A : They rely on history and signs. Blood cholinesterase tests help, but treatment should not wait.
#5 Can symptoms return later?
A : Yes. Intermediate syndrome may appear after 1–4 days and can depress breathing again.
Conclusion
OP poisoning is urgent yet treatable. Therefore, recognise the toxidrome early and follow a clear pathway. Then, decontaminate, protect staff, and atropinise to a dry chest. After that, add pralidoxime early and keep watch for intermediate syndrome. Finally, revise the exam pattern below and practise the diagram.
If you found this helpful, explore our other quick guides and exam notes on Simply MBBS.
Exam Question–Answer (University Pattern)
Exam stem (verbatim):
“Describe organophosphorus compound poisoning under (a) definition & mechanism, (b) clinical features, (c) management including antidotes, (d) applied/clinical aspects.”
Suggested marks (10): (a) 2, (b) 3, (c) 4, (d) 1.
Model answer
(a) Definition & mechanism — 2 marks
- OPs inhibit AChE, causing acetylcholine excess.
- Aging locks OP-AChE; oximes fail after aging.
(b) Clinical features — 3 marks
- Muscarinic: miosis, bronchorrhea, bronchospasm, bradycardia, SLUDGE.
- Nicotinic: fasciculations, weakness, tachycardia or hypertension.
- CNS: agitation, seizures, coma, respiratory failure.
(c) Management including antidotes — 4 marks
- PPE, decontamination, oxygen, suction, early intubation if required.
- Atropine IV, rapidly titrate to dry chest and stable vitals.
- Pralidoxime (2-PAM) early; loading then infusion.
- Diazepam for seizures; ICU monitoring; watch for IMS.
(d) Applied/clinical aspects — 1 mark
- Indications: cholinergic toxidrome after OP exposure.
- Tests: cholinesterase levels; do not delay therapy.
- Complications: IMS, delayed neuropathy.
Simple diagram prompt (one line):
“Sketch a cholinergic synapse with ACh release, receptor, AChE, OP-AChE complex, and oxime reactivation arrows.”

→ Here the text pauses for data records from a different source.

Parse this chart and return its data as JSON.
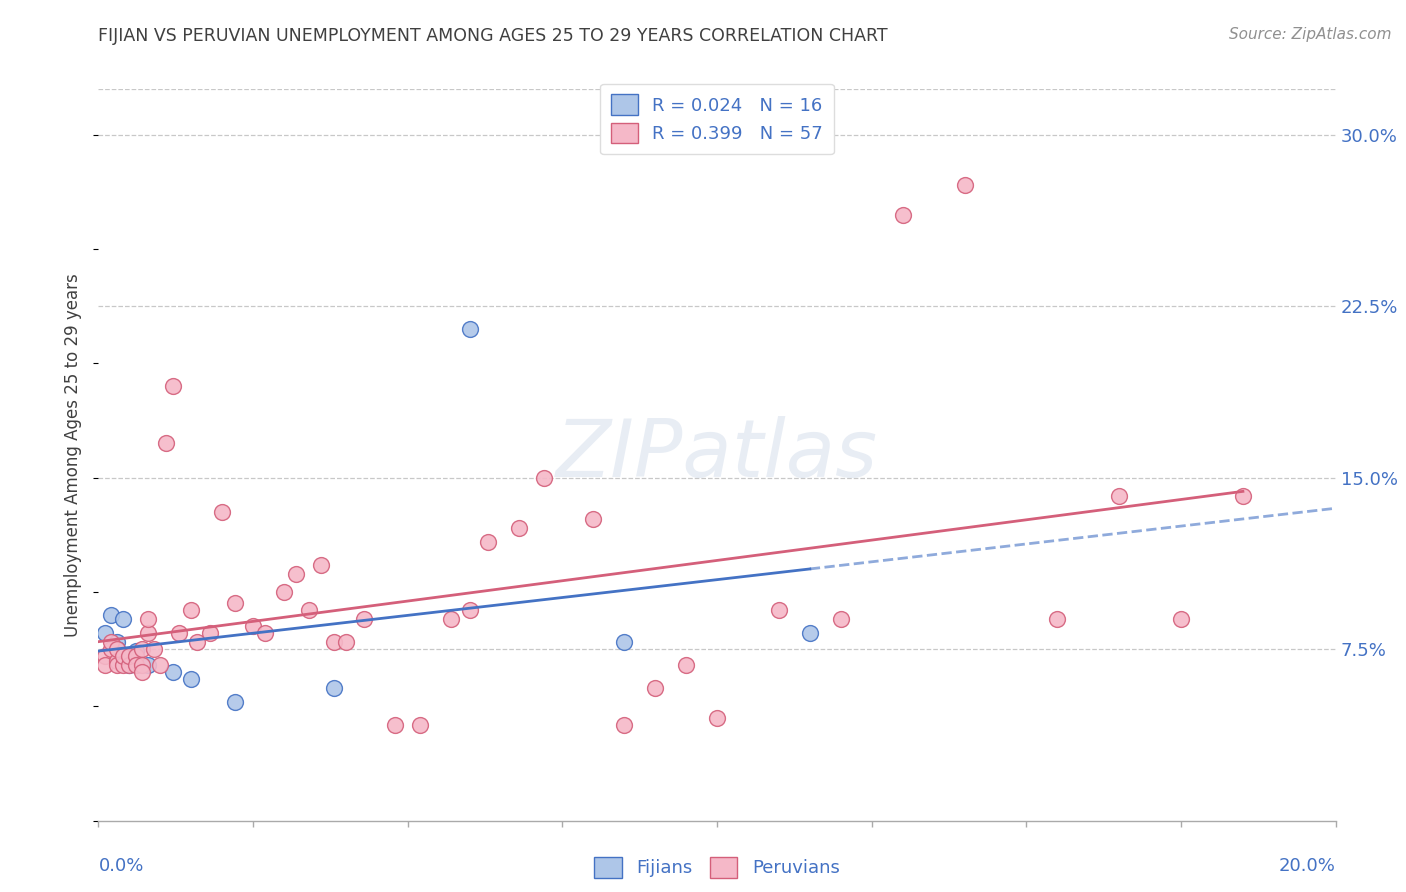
{
  "title": "FIJIAN VS PERUVIAN UNEMPLOYMENT AMONG AGES 25 TO 29 YEARS CORRELATION CHART",
  "source": "Source: ZipAtlas.com",
  "ylabel": "Unemployment Among Ages 25 to 29 years",
  "xlim": [
    0.0,
    0.2
  ],
  "ylim": [
    0.0,
    0.32
  ],
  "yticks": [
    0.075,
    0.15,
    0.225,
    0.3
  ],
  "ytick_labels": [
    "7.5%",
    "15.0%",
    "22.5%",
    "30.0%"
  ],
  "fijian_fill": "#aec6e8",
  "fijian_edge": "#4472c4",
  "peruvian_fill": "#f5b8c8",
  "peruvian_edge": "#d45f7a",
  "fijian_line_color": "#4472c4",
  "peruvian_line_color": "#d45f7a",
  "legend_text_color": "#4472c4",
  "title_color": "#404040",
  "axis_color": "#4472c4",
  "grid_color": "#c8c8c8",
  "R_fijian": 0.024,
  "N_fijian": 16,
  "R_peruvian": 0.399,
  "N_peruvian": 57,
  "fijian_x": [
    0.001,
    0.002,
    0.003,
    0.003,
    0.004,
    0.005,
    0.005,
    0.006,
    0.008,
    0.012,
    0.015,
    0.022,
    0.038,
    0.06,
    0.085,
    0.115
  ],
  "fijian_y": [
    0.082,
    0.09,
    0.078,
    0.075,
    0.088,
    0.072,
    0.068,
    0.074,
    0.068,
    0.065,
    0.062,
    0.052,
    0.058,
    0.215,
    0.078,
    0.082
  ],
  "peruvian_x": [
    0.001,
    0.001,
    0.002,
    0.002,
    0.003,
    0.003,
    0.003,
    0.004,
    0.004,
    0.005,
    0.005,
    0.006,
    0.006,
    0.007,
    0.007,
    0.007,
    0.008,
    0.008,
    0.009,
    0.01,
    0.011,
    0.012,
    0.013,
    0.015,
    0.016,
    0.018,
    0.02,
    0.022,
    0.025,
    0.027,
    0.03,
    0.032,
    0.034,
    0.036,
    0.038,
    0.04,
    0.043,
    0.048,
    0.052,
    0.057,
    0.06,
    0.063,
    0.068,
    0.072,
    0.08,
    0.085,
    0.09,
    0.095,
    0.1,
    0.11,
    0.12,
    0.13,
    0.14,
    0.155,
    0.165,
    0.175,
    0.185
  ],
  "peruvian_y": [
    0.072,
    0.068,
    0.075,
    0.078,
    0.07,
    0.075,
    0.068,
    0.068,
    0.072,
    0.068,
    0.072,
    0.072,
    0.068,
    0.075,
    0.068,
    0.065,
    0.082,
    0.088,
    0.075,
    0.068,
    0.165,
    0.19,
    0.082,
    0.092,
    0.078,
    0.082,
    0.135,
    0.095,
    0.085,
    0.082,
    0.1,
    0.108,
    0.092,
    0.112,
    0.078,
    0.078,
    0.088,
    0.042,
    0.042,
    0.088,
    0.092,
    0.122,
    0.128,
    0.15,
    0.132,
    0.042,
    0.058,
    0.068,
    0.045,
    0.092,
    0.088,
    0.265,
    0.278,
    0.088,
    0.142,
    0.088,
    0.142
  ]
}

Viva quick hits (one-liners)
- Define aging and its timeline.
- Two atropinisation end-points.
- Why oxygen before high-dose atropine?
- Adult 2-PAM loading dose example.
- IMS time window and key signs.
- One difference between carbamate and OP.
- Main cause of death in OP poisoning.
- One essential PPE step.
Last-minute revision checklist
- Recognise miosis + wet lungs quickly.
- Decontaminate early and protect staff.
- Atropine to dry chest, not to a number.
- Start pralidoxime before aging.
- Control seizures with benzodiazepines.
- Watch for IMS in 24–96 hours.
- Educate on safe pesticide handling.